A former London banker, his wife and a friend have been sentenced in a £2.15m ($NZ4.5m) insider trading scheme uncovered by the UK's Financial Services Authority.

Christian Littlewood, a former corporate financier with Dresdner Kleinwort Wasserstein and Shore Capital, has been jailed for 40 months for his part in the trades. The term, the longest insider dealing sentence to date, is the latest in a string of victories for the Financial Services Authority (FSA), which has stepped up its enforcement drive since the financial crisis.

Littlewood's wife, Angie, received a 12-month suspended sentence, while her friend Helmy Omar Sa'aid was sentenced to two years and ordered to pay £640,000 in confiscation.

The judge, Anthony Leonard QC, said he had stopped short of sending Angie Littlewood to jail as he considered it "unjust" to separate a mother from her children.

The Littlewoods were arrested in March 2009 and pleaded guilty in October last year, while Sa'aid was extradited from the Comoros Islands in March 2010 and pleaded guilty earlier this month.

In all, the three pleaded guilty to eight counts of insider dealing in a number of London-listed shares between 2000 and 2008.

The insider dealing only came to light after suspicious share purchases by Sa'aid ahead of the Highway Insurance takeover in 2008. Looking at his trading records, the FSA noticed other suspicious trades connected to 21 deal announcements.

Though Dresdner bankers were known to have worked on a number of those deals, they had not been employed on the Highway transaction.

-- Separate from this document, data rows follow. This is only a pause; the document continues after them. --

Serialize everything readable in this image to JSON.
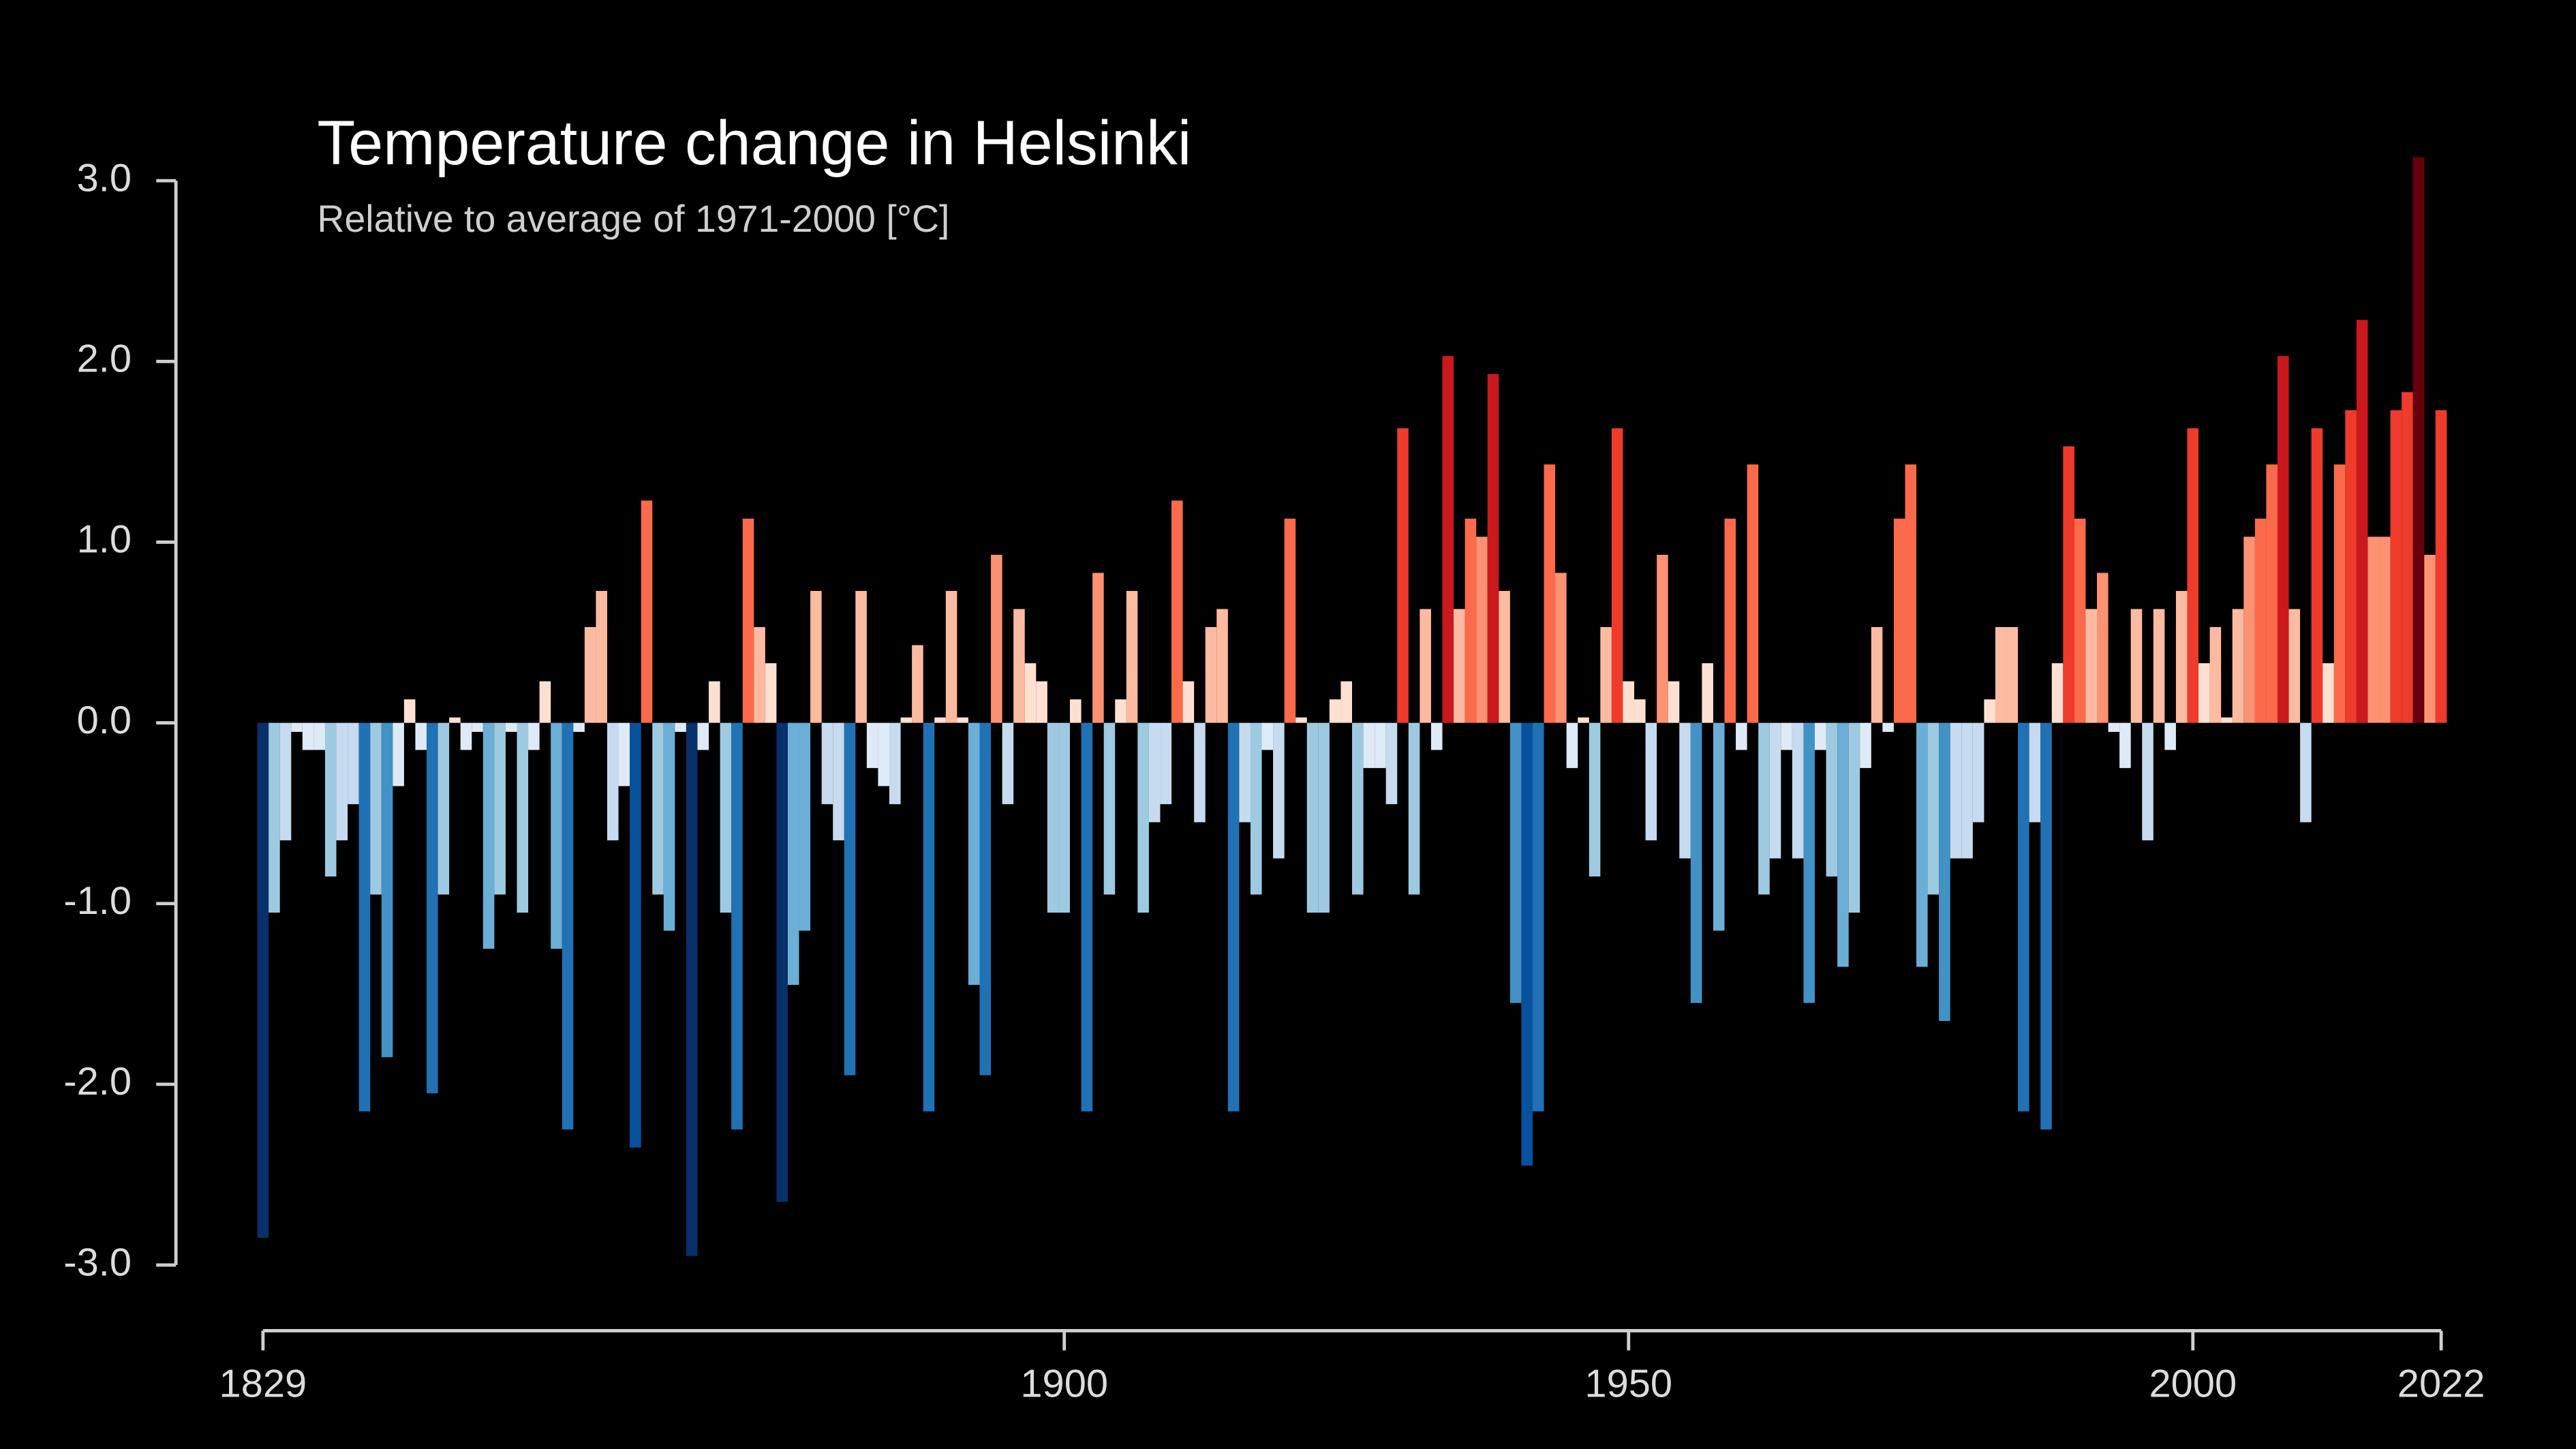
{
  "chart_data": {
    "type": "bar",
    "title": "Temperature change in Helsinki",
    "subtitle": "Relative to average of 1971-2000  [°C]",
    "x": [
      1829,
      1830,
      1831,
      1832,
      1833,
      1834,
      1835,
      1836,
      1837,
      1838,
      1839,
      1840,
      1841,
      1842,
      1843,
      1844,
      1845,
      1846,
      1847,
      1848,
      1849,
      1850,
      1851,
      1852,
      1853,
      1854,
      1855,
      1856,
      1857,
      1858,
      1859,
      1860,
      1861,
      1862,
      1863,
      1864,
      1865,
      1866,
      1867,
      1868,
      1869,
      1870,
      1871,
      1872,
      1873,
      1874,
      1875,
      1876,
      1877,
      1878,
      1879,
      1880,
      1881,
      1882,
      1883,
      1884,
      1885,
      1886,
      1887,
      1888,
      1889,
      1890,
      1891,
      1892,
      1893,
      1894,
      1895,
      1896,
      1897,
      1898,
      1899,
      1900,
      1901,
      1902,
      1903,
      1904,
      1905,
      1906,
      1907,
      1908,
      1909,
      1910,
      1911,
      1912,
      1913,
      1914,
      1915,
      1916,
      1917,
      1918,
      1919,
      1920,
      1921,
      1922,
      1923,
      1924,
      1925,
      1926,
      1927,
      1928,
      1929,
      1930,
      1931,
      1932,
      1933,
      1934,
      1935,
      1936,
      1937,
      1938,
      1939,
      1940,
      1941,
      1942,
      1943,
      1944,
      1945,
      1946,
      1947,
      1948,
      1949,
      1950,
      1951,
      1952,
      1953,
      1954,
      1955,
      1956,
      1957,
      1958,
      1959,
      1960,
      1961,
      1962,
      1963,
      1964,
      1965,
      1966,
      1967,
      1968,
      1969,
      1970,
      1971,
      1972,
      1973,
      1974,
      1975,
      1976,
      1977,
      1978,
      1979,
      1980,
      1981,
      1982,
      1983,
      1984,
      1985,
      1986,
      1987,
      1988,
      1989,
      1990,
      1991,
      1992,
      1993,
      1994,
      1995,
      1996,
      1997,
      1998,
      1999,
      2000,
      2001,
      2002,
      2003,
      2004,
      2005,
      2006,
      2007,
      2008,
      2009,
      2010,
      2011,
      2012,
      2013,
      2014,
      2015,
      2016,
      2017,
      2018,
      2019,
      2020,
      2021,
      2022
    ],
    "values": [
      -2.85,
      -1.05,
      -0.65,
      -0.05,
      -0.15,
      -0.15,
      -0.85,
      -0.65,
      -0.45,
      -2.15,
      -0.95,
      -1.85,
      -0.35,
      0.13,
      -0.15,
      -2.05,
      -0.95,
      0.03,
      -0.15,
      -0.05,
      -1.25,
      -0.95,
      -0.05,
      -1.05,
      -0.15,
      0.23,
      -1.25,
      -2.25,
      -0.05,
      0.53,
      0.73,
      -0.65,
      -0.35,
      -2.35,
      1.23,
      -0.95,
      -1.15,
      -0.05,
      -2.95,
      -0.15,
      0.23,
      -1.05,
      -2.25,
      1.13,
      0.53,
      0.33,
      -2.65,
      -1.45,
      -1.15,
      0.73,
      -0.45,
      -0.65,
      -1.95,
      0.73,
      -0.25,
      -0.35,
      -0.45,
      0.03,
      0.43,
      -2.15,
      0.03,
      0.73,
      0.03,
      -1.45,
      -1.95,
      0.93,
      -0.45,
      0.63,
      0.33,
      0.23,
      -1.05,
      -1.05,
      0.13,
      -2.15,
      0.83,
      -0.95,
      0.13,
      0.73,
      -1.05,
      -0.55,
      -0.45,
      1.23,
      0.23,
      -0.55,
      0.53,
      0.63,
      -2.15,
      -0.55,
      -0.95,
      -0.15,
      -0.75,
      1.13,
      0.03,
      -1.05,
      -1.05,
      0.13,
      0.23,
      -0.95,
      -0.25,
      -0.25,
      -0.45,
      1.63,
      -0.95,
      0.63,
      -0.15,
      2.03,
      0.63,
      1.13,
      1.03,
      1.93,
      0.73,
      -1.55,
      -2.45,
      -2.15,
      1.43,
      0.83,
      -0.25,
      0.03,
      -0.85,
      0.53,
      1.63,
      0.23,
      0.13,
      -0.65,
      0.93,
      0.23,
      -0.75,
      -1.55,
      0.33,
      -1.15,
      1.13,
      -0.15,
      1.43,
      -0.95,
      -0.75,
      -0.15,
      -0.75,
      -1.55,
      -0.15,
      -0.85,
      -1.35,
      -1.05,
      -0.25,
      0.53,
      -0.05,
      1.13,
      1.43,
      -1.35,
      -0.95,
      -1.65,
      -0.75,
      -0.75,
      -0.55,
      0.13,
      0.53,
      0.53,
      -2.15,
      -0.55,
      -2.25,
      0.33,
      1.53,
      1.13,
      0.63,
      0.83,
      -0.05,
      -0.25,
      0.63,
      -0.65,
      0.63,
      -0.15,
      0.73,
      1.63,
      0.33,
      0.53,
      0.03,
      0.63,
      1.03,
      1.13,
      1.43,
      2.03,
      0.63,
      -0.55,
      1.63,
      0.33,
      1.43,
      1.73,
      2.23,
      1.03,
      1.03,
      1.73,
      1.83,
      3.13,
      0.93,
      1.73
    ],
    "colormap": [
      "#08306b",
      "#08519c",
      "#2171b5",
      "#4292c6",
      "#6baed6",
      "#9ecae1",
      "#c6dbef",
      "#deebf7",
      "#fee0d2",
      "#fcbba1",
      "#fc9272",
      "#fb6a4a",
      "#ef3b2c",
      "#cb181d",
      "#a50f15",
      "#67000d"
    ],
    "xlim": [
      1829,
      2022
    ],
    "xticks": [
      1829,
      1900,
      1950,
      2000,
      2022
    ],
    "ylim": [
      -3,
      3
    ],
    "yticks": [
      {
        "value": -3,
        "label": "-3.0"
      },
      {
        "value": -2,
        "label": "-2.0"
      },
      {
        "value": -1,
        "label": "-1.0"
      },
      {
        "value": 0,
        "label": "0.0"
      },
      {
        "value": 1,
        "label": "1.0"
      },
      {
        "value": 2,
        "label": "2.0"
      },
      {
        "value": 3,
        "label": "3.0"
      }
    ]
  }
}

The penny dropped when investigators spotted that Christian Littlewood, a Shore Capital banker on the Highway deal, used to work at the German firm. As the inquiry progressed, the FSA took a closer look at movements of money between Sa'aid and an individual named Siew Yoon Lew.

The link proved crucial to the unravelling of the insider trading as further investigations revealed that Lew was, in fact, Angie Littlewood, who had been using her maiden name in certain trades and in dealings with Sa'aid, a friend from Singapore.

During the investigation, the FSA trawled through mountains of data, including a floppy disk found in the Littlewoods' garden shed detailing how some of the profits were divided.

At the sentencing, Littlewood's lawyer claimed that Littlewood and Sa'aid were more culpable as his client was unaware of the scale of the trades - a suggestion dismissed by the judge.